Schoolhouse Rock, the 70's Saturday-morning mainstay that stuck around well into the 90's when I saw it, depicts the verb as a superhero, batting, boating, and plowing his way through an action movie.  

If you need action, verb's your word.   

The problem comes when you try to pluck the perfect verb out of your brain at short notice and suddenly you're asking yourself 'do I know any verbs over than is, was, or are?' Or do you find yourself using a weak verb over and over? Using it in every other sentence. Using it three times in a row?  Even using it for the thousandth time in the same paragraph, until your use overflows into overuse and you become a user?

The time has come to flex your verbal muscles and turn those mental dirt roads into four-lane highways.

A wordsmith must manage words the way an army general manages troops—with ultimate precision, always keeping an eye on the target.

The first step is to grow your at-hand vocabulary.
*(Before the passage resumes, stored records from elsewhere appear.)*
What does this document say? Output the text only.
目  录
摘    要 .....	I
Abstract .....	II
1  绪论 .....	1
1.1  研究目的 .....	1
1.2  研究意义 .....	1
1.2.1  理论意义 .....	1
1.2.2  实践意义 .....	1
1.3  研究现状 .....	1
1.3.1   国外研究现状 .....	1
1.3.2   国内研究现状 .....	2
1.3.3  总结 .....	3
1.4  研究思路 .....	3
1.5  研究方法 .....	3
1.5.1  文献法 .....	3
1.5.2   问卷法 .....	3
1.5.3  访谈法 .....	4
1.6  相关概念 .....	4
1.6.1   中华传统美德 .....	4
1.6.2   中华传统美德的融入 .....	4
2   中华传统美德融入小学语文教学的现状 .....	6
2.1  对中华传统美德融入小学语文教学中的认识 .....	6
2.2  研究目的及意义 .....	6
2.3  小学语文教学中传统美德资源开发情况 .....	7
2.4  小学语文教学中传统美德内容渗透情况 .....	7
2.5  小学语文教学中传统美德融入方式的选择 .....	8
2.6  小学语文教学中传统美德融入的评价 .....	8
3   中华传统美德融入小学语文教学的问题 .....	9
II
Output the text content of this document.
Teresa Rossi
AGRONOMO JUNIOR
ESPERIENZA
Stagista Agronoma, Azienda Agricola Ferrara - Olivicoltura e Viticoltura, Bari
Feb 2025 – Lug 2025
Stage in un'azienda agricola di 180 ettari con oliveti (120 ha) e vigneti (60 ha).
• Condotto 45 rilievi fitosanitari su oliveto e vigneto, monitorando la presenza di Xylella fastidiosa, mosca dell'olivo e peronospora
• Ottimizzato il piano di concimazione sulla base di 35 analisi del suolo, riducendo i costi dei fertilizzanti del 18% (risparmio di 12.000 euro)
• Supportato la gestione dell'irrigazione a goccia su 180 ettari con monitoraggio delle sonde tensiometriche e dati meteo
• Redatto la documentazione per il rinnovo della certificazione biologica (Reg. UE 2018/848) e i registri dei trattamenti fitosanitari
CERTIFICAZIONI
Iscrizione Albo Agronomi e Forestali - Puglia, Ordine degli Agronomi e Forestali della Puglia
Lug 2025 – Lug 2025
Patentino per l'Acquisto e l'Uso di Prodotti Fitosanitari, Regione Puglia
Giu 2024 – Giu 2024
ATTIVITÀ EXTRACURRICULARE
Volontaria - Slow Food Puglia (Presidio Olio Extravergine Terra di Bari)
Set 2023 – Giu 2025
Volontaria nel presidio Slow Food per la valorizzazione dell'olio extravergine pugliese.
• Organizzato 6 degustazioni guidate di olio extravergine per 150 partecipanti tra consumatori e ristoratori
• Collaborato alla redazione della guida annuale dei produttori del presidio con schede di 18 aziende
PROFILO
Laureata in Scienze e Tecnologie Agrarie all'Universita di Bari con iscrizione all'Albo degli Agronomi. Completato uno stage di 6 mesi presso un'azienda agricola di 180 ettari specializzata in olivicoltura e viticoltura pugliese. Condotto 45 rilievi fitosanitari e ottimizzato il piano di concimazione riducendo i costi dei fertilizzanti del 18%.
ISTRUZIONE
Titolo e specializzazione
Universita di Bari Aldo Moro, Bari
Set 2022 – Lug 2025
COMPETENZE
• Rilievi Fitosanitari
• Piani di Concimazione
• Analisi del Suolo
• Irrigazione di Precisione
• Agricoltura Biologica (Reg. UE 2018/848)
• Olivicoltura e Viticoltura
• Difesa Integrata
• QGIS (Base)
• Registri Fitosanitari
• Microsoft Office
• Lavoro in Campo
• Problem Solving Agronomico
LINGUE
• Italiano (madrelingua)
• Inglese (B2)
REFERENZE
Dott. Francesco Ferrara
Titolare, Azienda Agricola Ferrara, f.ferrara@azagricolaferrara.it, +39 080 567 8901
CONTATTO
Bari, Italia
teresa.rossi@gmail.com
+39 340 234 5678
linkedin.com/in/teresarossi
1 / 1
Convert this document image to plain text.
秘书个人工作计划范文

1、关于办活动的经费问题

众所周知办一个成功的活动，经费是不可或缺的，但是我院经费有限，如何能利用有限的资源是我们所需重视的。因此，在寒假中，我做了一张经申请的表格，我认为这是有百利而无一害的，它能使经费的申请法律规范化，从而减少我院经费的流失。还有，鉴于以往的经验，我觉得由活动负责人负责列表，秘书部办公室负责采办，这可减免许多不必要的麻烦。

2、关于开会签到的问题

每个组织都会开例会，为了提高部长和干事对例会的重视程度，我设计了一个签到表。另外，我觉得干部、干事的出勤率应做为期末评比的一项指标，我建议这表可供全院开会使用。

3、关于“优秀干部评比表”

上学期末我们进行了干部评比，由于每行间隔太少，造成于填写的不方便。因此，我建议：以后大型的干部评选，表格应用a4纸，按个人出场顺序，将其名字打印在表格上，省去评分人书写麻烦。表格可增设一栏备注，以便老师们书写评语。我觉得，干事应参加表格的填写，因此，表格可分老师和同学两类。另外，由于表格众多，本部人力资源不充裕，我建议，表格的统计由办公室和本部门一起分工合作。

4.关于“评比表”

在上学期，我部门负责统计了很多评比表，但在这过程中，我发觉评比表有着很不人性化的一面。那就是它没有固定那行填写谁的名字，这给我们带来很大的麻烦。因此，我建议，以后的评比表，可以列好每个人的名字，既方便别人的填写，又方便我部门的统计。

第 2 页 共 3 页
Reaching for those verbs is much easier when they live in your mind and not the dictionary. No, don’t go memorizing the OED or Roget’s. These can be grouped by general purpose, theme, or even verbs relating to a particular character.

 This exercise ensures that you choose the best, most precise, most nuanced word possible in order to build the exact picture you want your reader to see.

Build your lists, say the words aloud; visualize each action, shift between similar words to internalize the difference.

rumble swoop burn flow
crack sweep fry trickle
mound zoom melt sprinkle
rock blow cremate wash
kneel careen swoop stroll
creep speed sweep ramble
sneak turn float saunter
edge bounce hover skip
clap drag burn droop
dance meander tick bend
leapfrog tilt snap shiver
twirl sag cut gasp

The listing exercise is especially good if you have a particular theme or character parallel you wish to convey. For example, say your character’s arc involves going from an enslaved state to freedom. The verbs you choose can be a subtle way to illustrate this arc. You could start with “heavier” verbs and move towards lighter ones. Or like a leitmotif in music, introduce “lighter” or “heavier” verbs with specific characters. This shouldn’t be over-obvious, though. Use this technique with a light hand.

Picture Puzzles

Gather together a group of five photos or lifestyle ads. For week one, think of 10 verbs to associate with the first image. Really look at the photo and try to be creative. The next day, look at the same picture and think of different verbs without repeating the ones from any of the days before. Do this for a week

Compare the verbs on day one to the verbs on day seven. Make a separate list of the most accurate and tape it to the image.

Repeat with each of the five images.

* A note on the static. 

Static verbs have their proper place. They lend permanence to a sentence. They tell you what is, what was, and what will be in terse tone. Static verbs do not move. They are the constant; the ever present and they can build breathtaking sentences.